The Citizen Action Party of Costa Rica broke 60 years of bipartisan rule in 2014, but after two terms in power it was all but wiped off the country’s political map in national elections.
The party’s presidential candidate, lawmaker Welmer Ramos, was never able to shake off Alvarado’s unpopularity and frustrated “change” the party had promised.
Political scientist Francisco Barahona blamed the fall on the governments of Alvarado and his predecessor, Luis Guillermo Solís. He said they created an “almost vengeful” feeling in people who wanted to punish him at the ballot box.
Corruption scandals, the approval of a controversial tax reform, unemployment and the handling of COVID-19 restrictions have contributed to a discontent that has manifested itself in the popularization of the expression “it’s the fault of the PAC” – a reference to the Spanish initials of the party.
The party has never had a clear ideological direction, operating with economic positions very close to those of the right and human rights positions close to those of the left, Barahona said. In the end, the party betrayed its promise of ethical government, he said.
“The issue of ethics is important, because the party did not fight to avoid corruption, nor did it want to govern for the progressive majorities that elected it,” Barahona said. “That’s why people preferred to erase them from the map.”
The Solís and Alvarado administrations were plagued by corruption scandals. Under the Solís administration, a decree allowed a businessman, now accused of fraud, to import cement from China. The government has been accused of facilitating a number of loans from a public bank and the necessary import permits. Juan Carlos Bolaños, the businessman, is awaiting trial.
Alvarado has faced backlash over his office’s collection of personal information about citizens. Costa Rica’s top prosecutor filed paperwork last week seeking to waive the president’s immunity so he can face charges.

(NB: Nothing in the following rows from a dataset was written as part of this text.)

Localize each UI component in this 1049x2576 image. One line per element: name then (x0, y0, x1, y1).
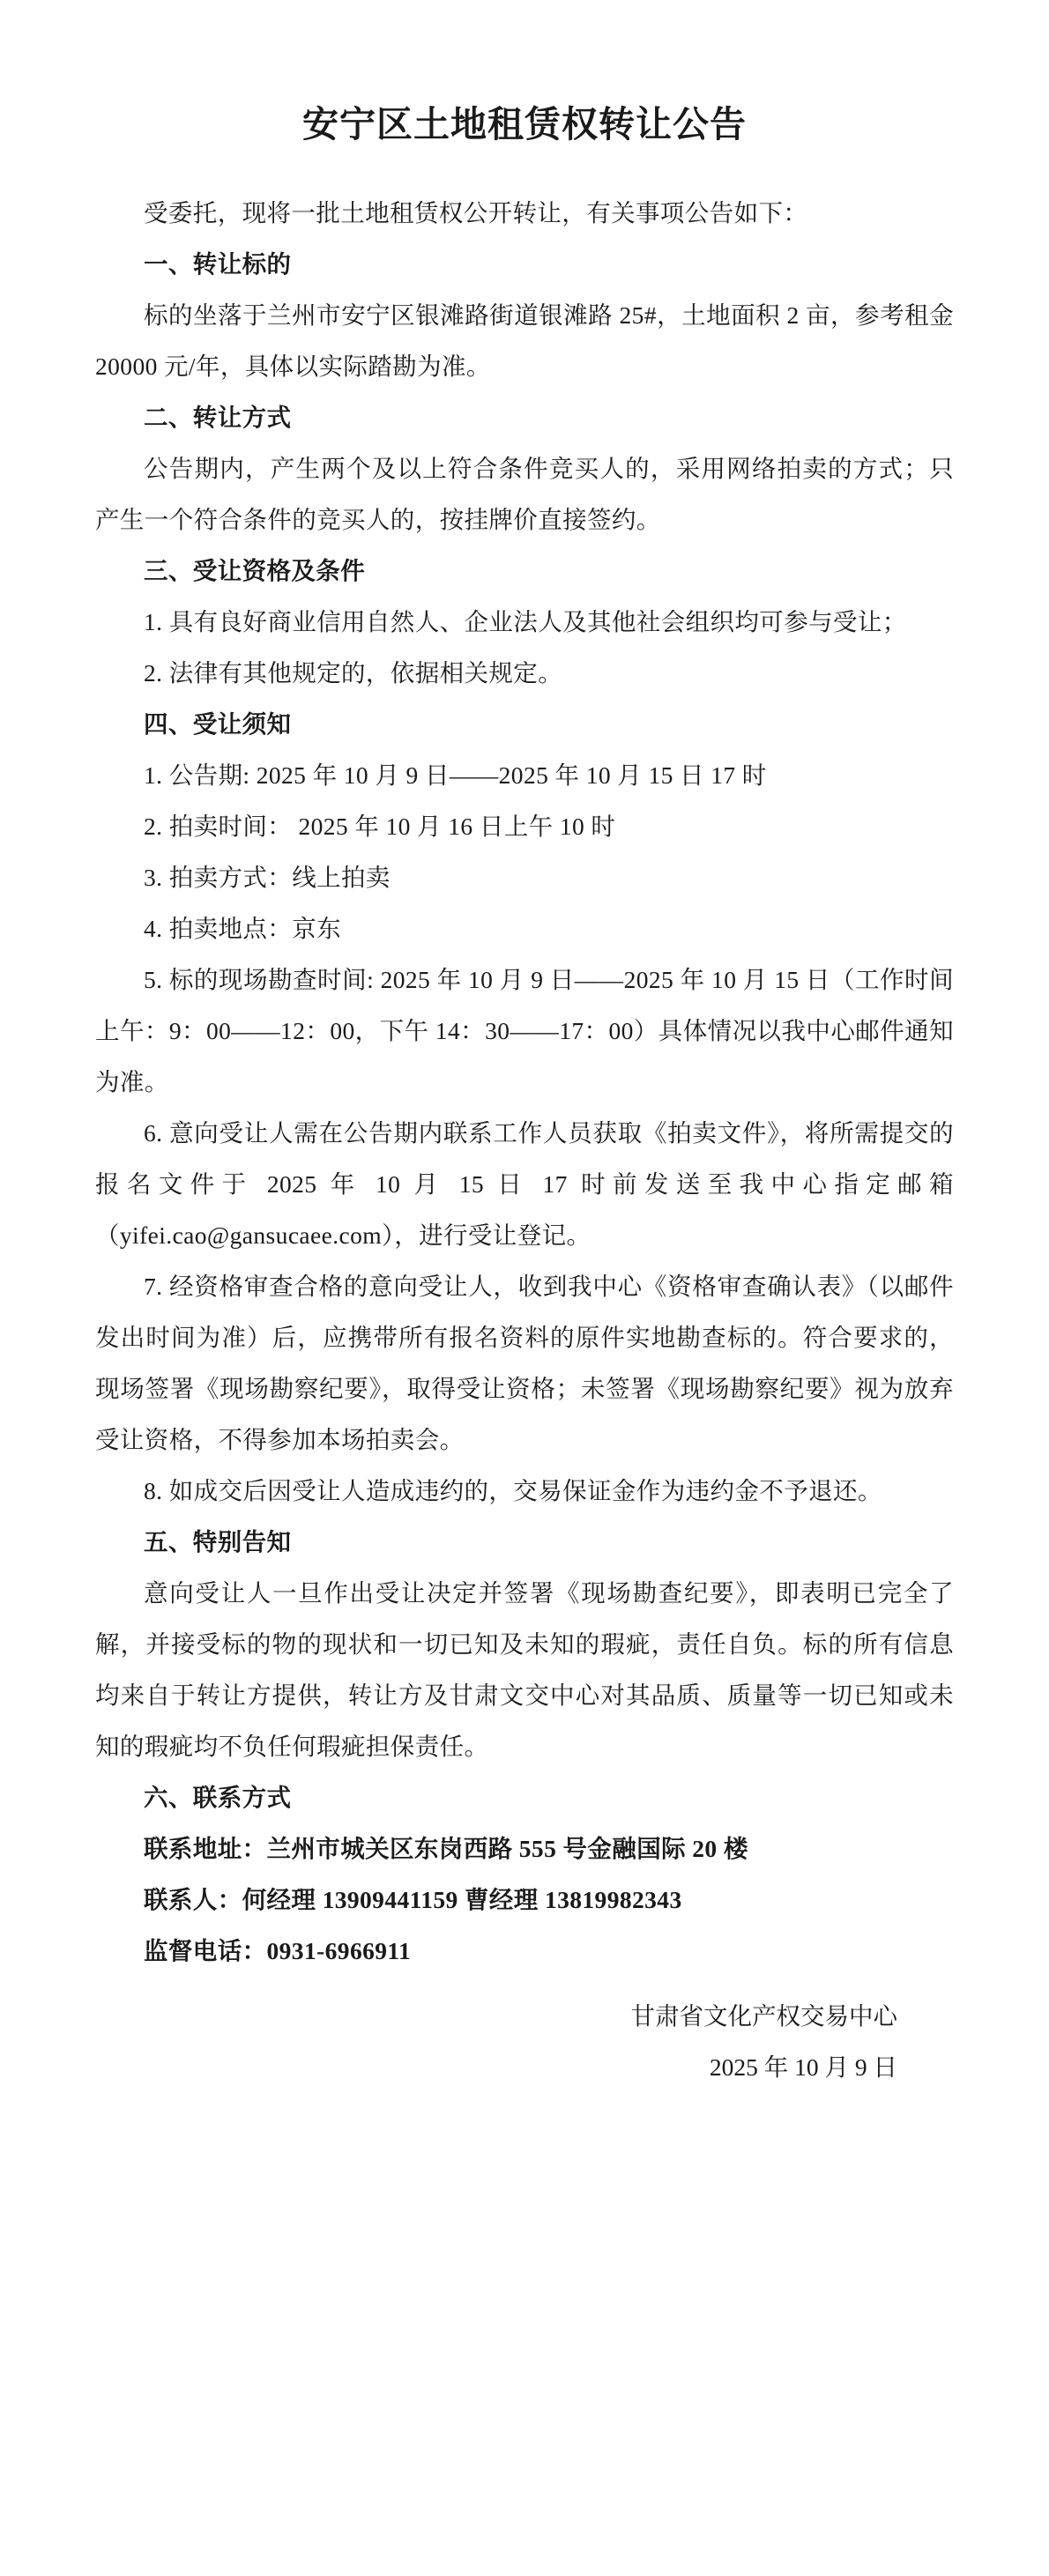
paragraph-section4-7: 7. 经资格审查合格的意向受让人，收到我中心《资格审查确认表》（以邮件发出时间为准）后，应携带所有报名资料的原件实地勘查标的。符合要求的，现场签署《现场勘察纪要》，取得受让资格；未签署《现场勘察纪要》视为放弃受让资格，不得参加本场拍卖会。 (95, 1273, 954, 1453)
paragraph-section4-6: 6. 意向受让人需在公告期内联系工作人员获取《拍卖文件》，将所需提交的报名文件于 2025 年 10 月 15 日 17 时前发送至我中心指定邮箱（yifei.cao@gansucaee.com），进行受让登记。 (95, 1119, 954, 1249)
paragraph-section4-1: 1. 公告期: 2025 年 10 月 9 日——2025 年 10 月 15 日 17 时 (144, 761, 767, 789)
paragraph-section4-3: 3. 拍卖方式：线上拍卖 (144, 864, 391, 891)
paragraph-section1-1: 标的坐落于兰州市安宁区银滩路街道银滩路 25#，土地面积 2 亩，参考租金 20000 元/年，具体以实际踏勘为准。 (95, 301, 954, 380)
paragraph-section4-2: 2. 拍卖时间： 2025 年 10 月 16 日上午 10 时 (144, 813, 616, 840)
signature-date: 2025 年 10 月 9 日 (709, 2053, 897, 2081)
contact-persons: 联系人：何经理 13909441159 曹经理 13819982343 (144, 1886, 682, 1913)
section-heading-2: 二、转让方式 (144, 404, 292, 431)
page-title: 安宁区土地租赁权转让公告 (302, 104, 747, 145)
paragraph-section4-4: 4. 拍卖地点：京东 (144, 915, 341, 942)
paragraph-intro: 受委托，现将一批土地租赁权公开转让，有关事项公告如下： (144, 199, 808, 226)
paragraph-section2-1: 公告期内，产生两个及以上符合条件竞买人的，采用网络拍卖的方式；只产生一个符合条件的竞买人的，按挂牌价直接签约。 (95, 455, 954, 533)
section-heading-6: 六、联系方式 (144, 1784, 292, 1811)
document-body (95, 188, 954, 1977)
paragraph-section4-8: 8. 如成交后因受让人造成违约的，交易保证金作为违约金不予退还。 (144, 1477, 882, 1504)
section-heading-5: 五、特别告知 (144, 1528, 292, 1555)
paragraph-section3-2: 2. 法律有其他规定的，依据相关规定。 (144, 659, 563, 687)
signature-organization: 甘肃省文化产权交易中心 (630, 2002, 897, 2030)
signature-block (95, 1991, 954, 2093)
contact-address: 联系地址：兰州市城关区东岗西路 555 号金融国际 20 楼 (144, 1835, 748, 1862)
section-heading-4: 四、受让须知 (144, 710, 292, 738)
paragraph-section4-5: 5. 标的现场勘查时间: 2025 年 10 月 9 日——2025 年 10 月 15 日（工作时间上午：9：00——12：00，下午 14：30——17：00）具体情况以我中心邮件通知为准。 (95, 966, 954, 1095)
paragraph-section3-1: 1. 具有良好商业信用自然人、企业法人及其他社会组织均可参与受让； (144, 608, 907, 635)
section-heading-3: 三、受让资格及条件 (144, 557, 366, 584)
section-heading-1: 一、转让标的 (144, 250, 292, 278)
supervision-phone: 监督电话：0931-6966911 (144, 1937, 412, 1964)
paragraph-section5-1: 意向受让人一旦作出受让决定并签署《现场勘查纪要》，即表明已完全了解，并接受标的物的现状和一切已知及未知的瑕疵，责任自负。标的所有信息均来自于转让方提供，转让方及甘肃文交中心对其品质、质量等一切已知或未知的瑕疵均不负任何瑕疵担保责任。 (95, 1579, 954, 1760)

Prosecutors allege Alvarado abused his authority by creating the Presidential Data Analytics Unit for the supposed purpose of using personal data to better tailor public policy. But the unit reportedly sought limited information from various government agencies, such as personal income and medical records.

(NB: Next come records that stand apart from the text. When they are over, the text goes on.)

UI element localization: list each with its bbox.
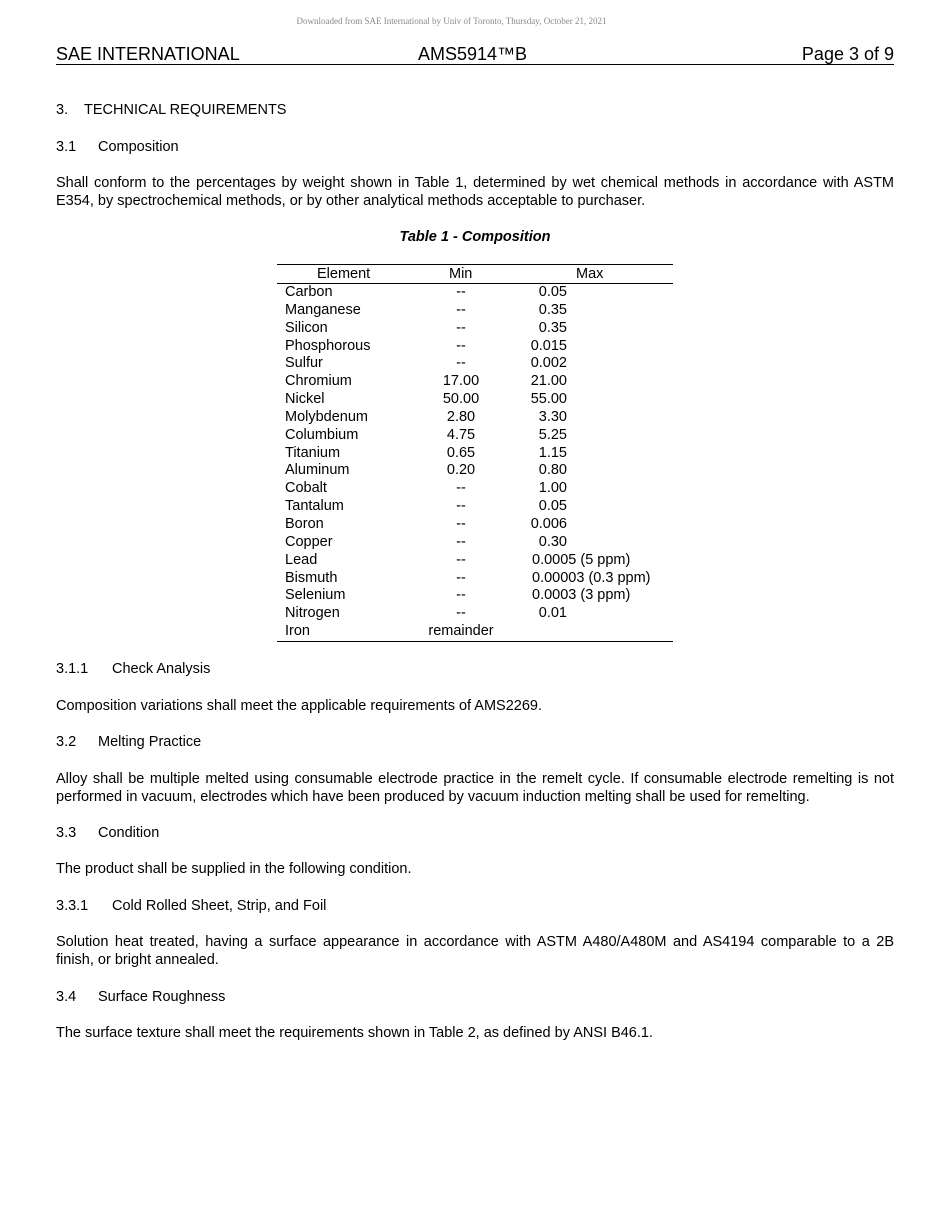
cell-element: Lead [285, 551, 318, 568]
cell-element: Nitrogen [285, 605, 340, 622]
cell-max: 5.25 [538, 426, 567, 443]
cell-max: 1.15 [538, 444, 567, 461]
cell-max: 0.006 [530, 515, 567, 532]
cell-max: 0.30 [538, 533, 567, 550]
table-row [277, 445, 673, 463]
cell-element: Chromium [285, 373, 352, 390]
cell-element: Manganese [285, 301, 361, 318]
cell-element: Tantalum [285, 498, 344, 515]
section-title: Surface Roughness [98, 989, 226, 1005]
cell-min: -- [456, 337, 466, 354]
table-row [277, 355, 673, 373]
cell-min: -- [456, 284, 466, 300]
section-3-1-paragraph: Shall conform to the percentages by weight shown in Table 1, determined by wet chemical methods in accordance with ASTM E354, by spectrochemical methods, or by other analytical methods acceptable to purchaser. [56, 175, 894, 209]
table-row [277, 587, 673, 605]
table-row [277, 534, 673, 552]
table-row [277, 623, 673, 641]
section-title: Condition [98, 825, 160, 841]
cell-element: Phosphorous [285, 337, 371, 354]
header-element: Element [317, 266, 371, 282]
cell-max: 0.015 [530, 337, 567, 354]
composition-table [277, 264, 673, 642]
table-1-caption: Table 1 - Composition [399, 229, 551, 245]
section-number: 3.3 [56, 825, 77, 841]
cell-max: 0.01 [538, 605, 567, 622]
cell-max: 3.30 [538, 408, 567, 425]
cell-element: Silicon [285, 319, 328, 336]
table-row [277, 516, 673, 534]
section-3-1-1-paragraph: Composition variations shall meet the applicable requirements of AMS2269. [56, 698, 543, 714]
cell-min: -- [456, 355, 466, 372]
cell-max: 0.80 [538, 462, 567, 479]
cell-min: 2.80 [446, 408, 476, 425]
table-body [277, 284, 673, 641]
section-title: Melting Practice [98, 734, 202, 750]
table-row [277, 409, 673, 427]
cell-max: 0.0003 (3 ppm) [532, 587, 631, 604]
cell-max: 0.35 [538, 319, 567, 336]
cell-max: 55.00 [530, 391, 567, 408]
table-row [277, 605, 673, 623]
section-title: Check Analysis [112, 661, 211, 677]
table-header-row [277, 265, 673, 284]
section-3-3-1-heading [56, 897, 894, 915]
table-row [277, 498, 673, 516]
cell-min: remainder [428, 623, 494, 640]
header-page-number: Page 3 of 9 [801, 44, 894, 64]
section-3-3-1-paragraph: Solution heat treated, having a surface appearance in accordance with ASTM A480/A480M and AS4194 comparable to a 2B finish, or bright annealed. [56, 934, 894, 968]
table-row [277, 552, 673, 570]
table-row [277, 391, 673, 409]
table-row [277, 302, 673, 320]
cell-element: Boron [285, 515, 324, 532]
cell-min: 0.65 [446, 444, 476, 461]
cell-min: -- [456, 515, 466, 532]
cell-element: Sulfur [285, 355, 323, 372]
cell-max: 0.00003 (0.3 ppm) [532, 569, 651, 586]
cell-element: Copper [285, 533, 333, 550]
cell-min: -- [456, 498, 466, 515]
cell-element: Aluminum [285, 462, 350, 479]
cell-min: -- [456, 480, 466, 497]
cell-element: Carbon [285, 284, 333, 300]
cell-element: Cobalt [285, 480, 327, 497]
section-title: TECHNICAL REQUIREMENTS [84, 102, 287, 118]
table-row [277, 284, 673, 302]
cell-min: -- [456, 301, 466, 318]
section-3-2-heading [56, 733, 894, 751]
cell-min: -- [456, 533, 466, 550]
section-title: Composition [98, 139, 179, 155]
cell-max: 0.05 [538, 284, 567, 300]
section-number: 3.3.1 [56, 898, 89, 914]
table-row [277, 427, 673, 445]
cell-min: -- [456, 605, 466, 622]
table-row [277, 462, 673, 480]
cell-min: -- [456, 319, 466, 336]
header-min: Min [449, 266, 473, 282]
section-3-3-heading [56, 824, 894, 842]
cell-min: 0.20 [446, 462, 476, 479]
page-header [56, 44, 894, 65]
cell-max: 0.05 [538, 498, 567, 515]
cell-element: Titanium [285, 444, 341, 461]
cell-element: Columbium [285, 426, 359, 443]
download-watermark: Downloaded from SAE International by Univ of Toronto, Thursday, October 21, 2021 [296, 16, 607, 26]
cell-min: -- [456, 551, 466, 568]
table-row [277, 480, 673, 498]
cell-min: -- [456, 569, 466, 586]
cell-min: 17.00 [442, 373, 480, 390]
section-3-3-paragraph: The product shall be supplied in the following condition. [56, 861, 412, 877]
cell-min: 50.00 [442, 391, 480, 408]
cell-max: 0.0005 (5 ppm) [532, 551, 631, 568]
section-3-4-heading [56, 988, 894, 1006]
cell-element: Bismuth [285, 569, 338, 586]
section-3-2-paragraph: Alloy shall be multiple melted using consumable electrode practice in the remelt cycle. If consumable electrode remelting is not performed in vacuum, electrodes which have been produced by vacuum induction melting shall be used for remelting. [56, 771, 894, 805]
table-row [277, 338, 673, 356]
cell-min: 4.75 [446, 426, 476, 443]
cell-max: 0.35 [538, 301, 567, 318]
cell-min: -- [456, 587, 466, 604]
header-organization: SAE INTERNATIONAL [56, 44, 240, 64]
section-number: 3. [56, 102, 69, 118]
cell-element: Selenium [285, 587, 346, 604]
table-row [277, 570, 673, 588]
section-3-heading [56, 101, 894, 119]
section-number: 3.1 [56, 139, 77, 155]
cell-element: Molybdenum [285, 408, 369, 425]
cell-element: Iron [285, 623, 310, 640]
cell-max: 21.00 [530, 373, 567, 390]
section-3-1-1-heading [56, 660, 894, 678]
table-row [277, 320, 673, 338]
cell-max: 0.002 [530, 355, 567, 372]
section-number: 3.4 [56, 989, 77, 1005]
header-document-number: AMS5914™B [418, 44, 528, 64]
section-3-4-paragraph: The surface texture shall meet the requirements shown in Table 2, as defined by ANSI B46.1. [56, 1025, 653, 1041]
cell-element: Nickel [285, 391, 325, 408]
header-max: Max [576, 266, 604, 282]
cell-max: 1.00 [538, 480, 567, 497]
section-number: 3.1.1 [56, 661, 89, 677]
section-title: Cold Rolled Sheet, Strip, and Foil [112, 898, 327, 914]
section-number: 3.2 [56, 734, 77, 750]
table-row [277, 373, 673, 391]
section-3-1-heading [56, 138, 894, 156]
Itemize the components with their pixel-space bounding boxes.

Unlike the National Liberation and Social-Christian Unity parties that alternated in power for six decades, Alvarado’s party failed to consolidate a structure that would allow it to remain a viable candidate and did not never developed the loyalty of those who “lent” their vote, Barahona said.
Short of the necessary 4% of the vote, the party will not be eligible for state funding and faces a $350,000 penalty from the Supreme Court of Elections for campaign finance violations.
Solís said the defeat must lead to “deep reflection”.